This clinical trial is focused on studying allergies caused by a specific type of dust mite known as Dermatophagoides pteronyssinus. The trial will use a treatment called an allergenic extract, which is a solution made from these dust mites. This solution is used in a skin-prick test, a common method to check for allergies. The purpose of the study is to standardize the biological response to this allergenic extract, ensuring it is effective and safe for use in diagnosing allergies.

The study will be conducted in two phases. In the first phase, the concentration of the Dermatophagoides pteronyssinus extract will be determined. In the second phase, the study will assess how sensitive and specific the extract is in detecting allergies. This means the study will check how well the extract can identify people who are allergic and those who are not. The study will also use a positive control, which is a solution of histamine dihydrochloride, and a negative control, which is a solution of sodium chloride, to compare the reactions.

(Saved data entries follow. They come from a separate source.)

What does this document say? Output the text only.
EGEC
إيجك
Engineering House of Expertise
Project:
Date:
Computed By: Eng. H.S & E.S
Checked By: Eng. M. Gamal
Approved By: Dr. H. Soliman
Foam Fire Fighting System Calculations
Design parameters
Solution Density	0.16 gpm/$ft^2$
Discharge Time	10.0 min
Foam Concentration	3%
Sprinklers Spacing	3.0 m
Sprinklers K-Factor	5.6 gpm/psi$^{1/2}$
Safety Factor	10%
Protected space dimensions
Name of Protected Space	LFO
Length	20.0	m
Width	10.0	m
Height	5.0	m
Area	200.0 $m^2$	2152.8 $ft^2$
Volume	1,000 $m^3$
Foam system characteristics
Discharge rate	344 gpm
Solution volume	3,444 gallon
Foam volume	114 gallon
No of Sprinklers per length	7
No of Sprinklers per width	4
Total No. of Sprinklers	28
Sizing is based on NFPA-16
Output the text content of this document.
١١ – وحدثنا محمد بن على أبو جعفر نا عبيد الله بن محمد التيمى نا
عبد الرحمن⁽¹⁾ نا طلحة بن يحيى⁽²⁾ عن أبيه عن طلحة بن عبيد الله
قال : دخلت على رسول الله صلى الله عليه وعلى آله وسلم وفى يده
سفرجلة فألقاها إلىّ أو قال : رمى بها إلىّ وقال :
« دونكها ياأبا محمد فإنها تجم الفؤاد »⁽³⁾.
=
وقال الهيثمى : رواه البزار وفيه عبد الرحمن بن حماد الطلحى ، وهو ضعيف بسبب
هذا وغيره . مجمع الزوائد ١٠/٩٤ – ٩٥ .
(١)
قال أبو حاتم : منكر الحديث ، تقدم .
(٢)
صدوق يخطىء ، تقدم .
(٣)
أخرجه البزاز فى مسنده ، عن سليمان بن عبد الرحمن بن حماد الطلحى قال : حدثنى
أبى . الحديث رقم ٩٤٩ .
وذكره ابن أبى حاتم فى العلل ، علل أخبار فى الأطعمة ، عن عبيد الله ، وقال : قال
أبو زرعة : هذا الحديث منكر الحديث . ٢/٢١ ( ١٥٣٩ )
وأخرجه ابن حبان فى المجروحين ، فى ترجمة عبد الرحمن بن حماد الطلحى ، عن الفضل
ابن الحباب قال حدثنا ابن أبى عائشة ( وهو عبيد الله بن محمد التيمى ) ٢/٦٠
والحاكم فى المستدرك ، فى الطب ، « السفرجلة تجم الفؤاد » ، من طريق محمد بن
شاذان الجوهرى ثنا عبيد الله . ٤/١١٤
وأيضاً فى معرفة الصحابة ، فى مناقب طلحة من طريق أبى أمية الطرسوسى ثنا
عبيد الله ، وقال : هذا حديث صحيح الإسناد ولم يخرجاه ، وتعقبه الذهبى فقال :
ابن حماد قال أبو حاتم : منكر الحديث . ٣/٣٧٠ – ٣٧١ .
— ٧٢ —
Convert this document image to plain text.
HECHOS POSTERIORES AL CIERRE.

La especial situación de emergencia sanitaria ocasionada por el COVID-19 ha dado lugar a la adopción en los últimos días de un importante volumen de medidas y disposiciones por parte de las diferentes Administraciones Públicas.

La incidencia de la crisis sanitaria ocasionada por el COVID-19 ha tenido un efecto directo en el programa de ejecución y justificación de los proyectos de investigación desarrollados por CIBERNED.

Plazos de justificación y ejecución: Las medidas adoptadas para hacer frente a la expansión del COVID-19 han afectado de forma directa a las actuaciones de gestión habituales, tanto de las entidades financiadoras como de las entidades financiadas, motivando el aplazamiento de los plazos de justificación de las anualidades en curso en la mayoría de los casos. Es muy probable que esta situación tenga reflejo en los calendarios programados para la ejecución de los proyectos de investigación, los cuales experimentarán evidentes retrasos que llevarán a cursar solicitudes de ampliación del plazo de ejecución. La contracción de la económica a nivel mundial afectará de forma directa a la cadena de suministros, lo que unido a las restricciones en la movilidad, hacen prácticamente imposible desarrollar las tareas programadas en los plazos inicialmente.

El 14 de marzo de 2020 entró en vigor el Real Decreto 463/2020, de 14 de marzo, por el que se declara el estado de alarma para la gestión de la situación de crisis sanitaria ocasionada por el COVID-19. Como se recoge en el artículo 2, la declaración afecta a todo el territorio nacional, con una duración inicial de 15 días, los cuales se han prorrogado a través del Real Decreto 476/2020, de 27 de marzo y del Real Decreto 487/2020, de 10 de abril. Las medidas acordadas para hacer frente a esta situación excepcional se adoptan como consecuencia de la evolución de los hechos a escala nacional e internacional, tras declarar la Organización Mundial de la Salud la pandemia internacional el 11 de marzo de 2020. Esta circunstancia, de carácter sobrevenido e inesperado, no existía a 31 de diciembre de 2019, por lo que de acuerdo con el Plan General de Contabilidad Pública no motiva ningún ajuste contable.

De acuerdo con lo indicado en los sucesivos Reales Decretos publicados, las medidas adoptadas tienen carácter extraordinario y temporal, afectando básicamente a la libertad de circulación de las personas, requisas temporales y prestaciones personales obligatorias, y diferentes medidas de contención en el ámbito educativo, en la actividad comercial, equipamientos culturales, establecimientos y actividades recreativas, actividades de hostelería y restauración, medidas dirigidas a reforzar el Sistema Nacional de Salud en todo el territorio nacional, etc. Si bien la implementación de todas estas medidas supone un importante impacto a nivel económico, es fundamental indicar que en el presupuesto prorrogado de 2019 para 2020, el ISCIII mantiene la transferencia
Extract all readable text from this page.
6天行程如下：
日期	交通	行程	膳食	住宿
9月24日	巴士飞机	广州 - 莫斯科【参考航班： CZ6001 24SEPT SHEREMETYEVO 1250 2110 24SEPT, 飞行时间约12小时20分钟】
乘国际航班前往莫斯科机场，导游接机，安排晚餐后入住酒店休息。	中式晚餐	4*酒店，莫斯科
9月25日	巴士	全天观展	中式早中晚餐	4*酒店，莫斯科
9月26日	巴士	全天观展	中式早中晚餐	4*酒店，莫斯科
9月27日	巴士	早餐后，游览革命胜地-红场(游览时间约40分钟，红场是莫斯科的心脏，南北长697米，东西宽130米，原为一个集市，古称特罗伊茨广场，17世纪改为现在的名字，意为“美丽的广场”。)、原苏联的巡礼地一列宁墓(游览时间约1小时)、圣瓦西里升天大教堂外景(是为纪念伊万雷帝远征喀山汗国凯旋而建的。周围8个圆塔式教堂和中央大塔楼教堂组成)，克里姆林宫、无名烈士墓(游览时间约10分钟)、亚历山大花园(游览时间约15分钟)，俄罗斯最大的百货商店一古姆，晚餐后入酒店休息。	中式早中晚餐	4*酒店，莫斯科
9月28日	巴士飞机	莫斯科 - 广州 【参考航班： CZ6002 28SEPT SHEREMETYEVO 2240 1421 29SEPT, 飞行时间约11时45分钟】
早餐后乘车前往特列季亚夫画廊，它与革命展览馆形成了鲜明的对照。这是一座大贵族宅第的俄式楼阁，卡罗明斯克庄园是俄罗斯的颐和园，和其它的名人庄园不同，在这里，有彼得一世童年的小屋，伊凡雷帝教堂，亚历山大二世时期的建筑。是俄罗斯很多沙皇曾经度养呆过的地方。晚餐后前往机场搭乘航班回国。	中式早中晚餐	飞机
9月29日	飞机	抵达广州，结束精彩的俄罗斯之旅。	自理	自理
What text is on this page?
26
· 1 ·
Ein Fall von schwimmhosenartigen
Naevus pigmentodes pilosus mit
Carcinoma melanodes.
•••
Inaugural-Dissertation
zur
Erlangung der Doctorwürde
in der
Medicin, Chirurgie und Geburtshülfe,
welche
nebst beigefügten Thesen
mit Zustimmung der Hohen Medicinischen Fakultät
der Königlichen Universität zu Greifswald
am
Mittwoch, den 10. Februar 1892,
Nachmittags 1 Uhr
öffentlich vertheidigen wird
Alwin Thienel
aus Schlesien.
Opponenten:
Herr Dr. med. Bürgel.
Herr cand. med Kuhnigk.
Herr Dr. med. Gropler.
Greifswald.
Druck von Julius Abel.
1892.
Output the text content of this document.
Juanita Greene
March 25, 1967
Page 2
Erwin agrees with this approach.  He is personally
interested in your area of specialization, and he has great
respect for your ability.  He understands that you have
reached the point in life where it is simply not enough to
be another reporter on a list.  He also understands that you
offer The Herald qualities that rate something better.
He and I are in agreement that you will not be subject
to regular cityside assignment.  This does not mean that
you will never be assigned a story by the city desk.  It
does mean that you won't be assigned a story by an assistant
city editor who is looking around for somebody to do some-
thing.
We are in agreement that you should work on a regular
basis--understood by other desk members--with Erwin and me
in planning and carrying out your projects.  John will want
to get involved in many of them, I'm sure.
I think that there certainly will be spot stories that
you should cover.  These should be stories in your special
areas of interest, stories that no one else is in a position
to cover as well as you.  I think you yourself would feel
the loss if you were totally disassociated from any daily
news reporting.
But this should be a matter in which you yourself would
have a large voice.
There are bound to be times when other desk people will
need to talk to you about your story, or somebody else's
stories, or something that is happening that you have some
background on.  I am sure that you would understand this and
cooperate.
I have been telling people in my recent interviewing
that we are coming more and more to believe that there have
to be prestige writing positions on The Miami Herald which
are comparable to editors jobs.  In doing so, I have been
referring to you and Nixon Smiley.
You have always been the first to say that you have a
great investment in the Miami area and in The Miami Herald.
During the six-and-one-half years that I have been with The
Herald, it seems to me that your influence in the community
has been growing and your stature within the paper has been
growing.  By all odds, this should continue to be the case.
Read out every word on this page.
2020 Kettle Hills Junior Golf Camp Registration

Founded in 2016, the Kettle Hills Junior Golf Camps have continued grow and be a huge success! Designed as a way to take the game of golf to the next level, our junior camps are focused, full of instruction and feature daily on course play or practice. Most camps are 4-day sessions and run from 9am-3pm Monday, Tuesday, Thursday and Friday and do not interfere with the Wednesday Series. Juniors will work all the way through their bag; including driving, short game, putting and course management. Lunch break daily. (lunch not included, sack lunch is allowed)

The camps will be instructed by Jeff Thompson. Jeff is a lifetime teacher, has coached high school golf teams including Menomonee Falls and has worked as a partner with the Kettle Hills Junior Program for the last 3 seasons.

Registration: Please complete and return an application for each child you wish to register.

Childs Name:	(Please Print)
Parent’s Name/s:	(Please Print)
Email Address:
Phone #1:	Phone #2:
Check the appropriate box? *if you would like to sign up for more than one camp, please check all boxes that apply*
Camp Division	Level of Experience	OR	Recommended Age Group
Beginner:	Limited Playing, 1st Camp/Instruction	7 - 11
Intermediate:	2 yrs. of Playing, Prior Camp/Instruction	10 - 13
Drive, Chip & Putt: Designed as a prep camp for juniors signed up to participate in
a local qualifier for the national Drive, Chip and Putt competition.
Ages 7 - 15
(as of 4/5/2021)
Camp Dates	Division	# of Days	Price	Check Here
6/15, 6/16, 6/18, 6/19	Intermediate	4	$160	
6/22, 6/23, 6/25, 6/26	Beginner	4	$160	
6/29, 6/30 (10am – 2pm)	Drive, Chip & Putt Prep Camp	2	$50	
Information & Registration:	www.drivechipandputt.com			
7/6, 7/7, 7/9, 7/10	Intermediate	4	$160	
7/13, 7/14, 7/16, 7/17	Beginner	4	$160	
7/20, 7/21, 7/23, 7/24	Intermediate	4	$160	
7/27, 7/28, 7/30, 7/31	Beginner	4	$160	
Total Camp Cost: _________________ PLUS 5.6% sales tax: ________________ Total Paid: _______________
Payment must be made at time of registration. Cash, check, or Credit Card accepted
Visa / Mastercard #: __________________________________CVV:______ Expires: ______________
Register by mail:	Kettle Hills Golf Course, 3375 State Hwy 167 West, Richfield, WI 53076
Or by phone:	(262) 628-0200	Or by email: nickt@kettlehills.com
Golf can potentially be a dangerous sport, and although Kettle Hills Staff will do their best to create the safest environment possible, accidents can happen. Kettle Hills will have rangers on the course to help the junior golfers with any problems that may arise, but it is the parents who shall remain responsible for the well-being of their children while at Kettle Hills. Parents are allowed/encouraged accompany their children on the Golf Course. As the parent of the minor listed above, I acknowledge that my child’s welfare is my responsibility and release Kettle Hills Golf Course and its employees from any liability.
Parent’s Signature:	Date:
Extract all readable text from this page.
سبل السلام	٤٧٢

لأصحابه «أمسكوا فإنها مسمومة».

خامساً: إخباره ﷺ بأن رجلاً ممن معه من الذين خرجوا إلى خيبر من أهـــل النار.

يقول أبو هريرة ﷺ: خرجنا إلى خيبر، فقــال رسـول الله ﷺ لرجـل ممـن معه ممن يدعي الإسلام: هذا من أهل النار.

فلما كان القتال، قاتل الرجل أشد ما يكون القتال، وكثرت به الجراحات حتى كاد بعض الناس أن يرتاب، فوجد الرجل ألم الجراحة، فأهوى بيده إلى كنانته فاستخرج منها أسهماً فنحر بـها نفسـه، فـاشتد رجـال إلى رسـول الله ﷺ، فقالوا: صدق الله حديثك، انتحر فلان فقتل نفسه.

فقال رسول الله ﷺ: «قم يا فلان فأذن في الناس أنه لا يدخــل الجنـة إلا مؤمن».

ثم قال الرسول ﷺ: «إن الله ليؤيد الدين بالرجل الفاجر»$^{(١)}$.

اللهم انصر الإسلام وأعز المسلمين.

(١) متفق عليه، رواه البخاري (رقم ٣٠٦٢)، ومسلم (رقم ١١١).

Participants in the study will undergo skin-prick tests where small amounts of the allergenic extract, positive control, and negative control are applied to the skin. The size of the reaction, known as a wheal, will be measured to determine the effectiveness of the allergenic extract. The study aims to ensure that the extract is both safe and reliable for diagnosing allergies to Dermatophagoides pteronyssinus and its related species, Dermatophagoides farinae.

1 joining the study

Upon joining the study, the patient will be informed about the purpose and scope of the trial. The patient must understand this information and provide informed consent to participate.

2 first phase: skin prick test

The patient will undergo a skin prick test using a solution containing Dermatophagoides pteronyssinus allergen. This test is performed to confirm an allergy to this allergen.

A positive result is indicated by a wheal (a raised, red, itchy bump) with a diameter at least 3 mm larger than that produced by the negative control. A positive control using histamine dihydrochloride will also be used, which should produce a wheal diameter of at least 4 mm.

3 second phase: sensitivity and specificity assessment

In this phase, the sensitivity and specificity of the Dermatophagoides pteronyssinus extract and the Dermatophagoides farinae extract will be assessed.

For sensitivity assessment, the patient must have a positive skin prick test and a positive specific IgE test. For specificity assessment, the patient must have a negative skin prick test and a negative specific IgE test.

4 administration of extracts

The extracts will be administered subcutaneously, which means they will be injected under the skin. The area of the wheal that forms will be measured to determine the response to the extracts.

5 evaluation of results

The primary endpoint involves calculating the area of the wheal formed after the administration of the extracts. This helps in estimating the dose-response relationship and determining the concentration of extract that produces a response equivalent to that of the histamine solution.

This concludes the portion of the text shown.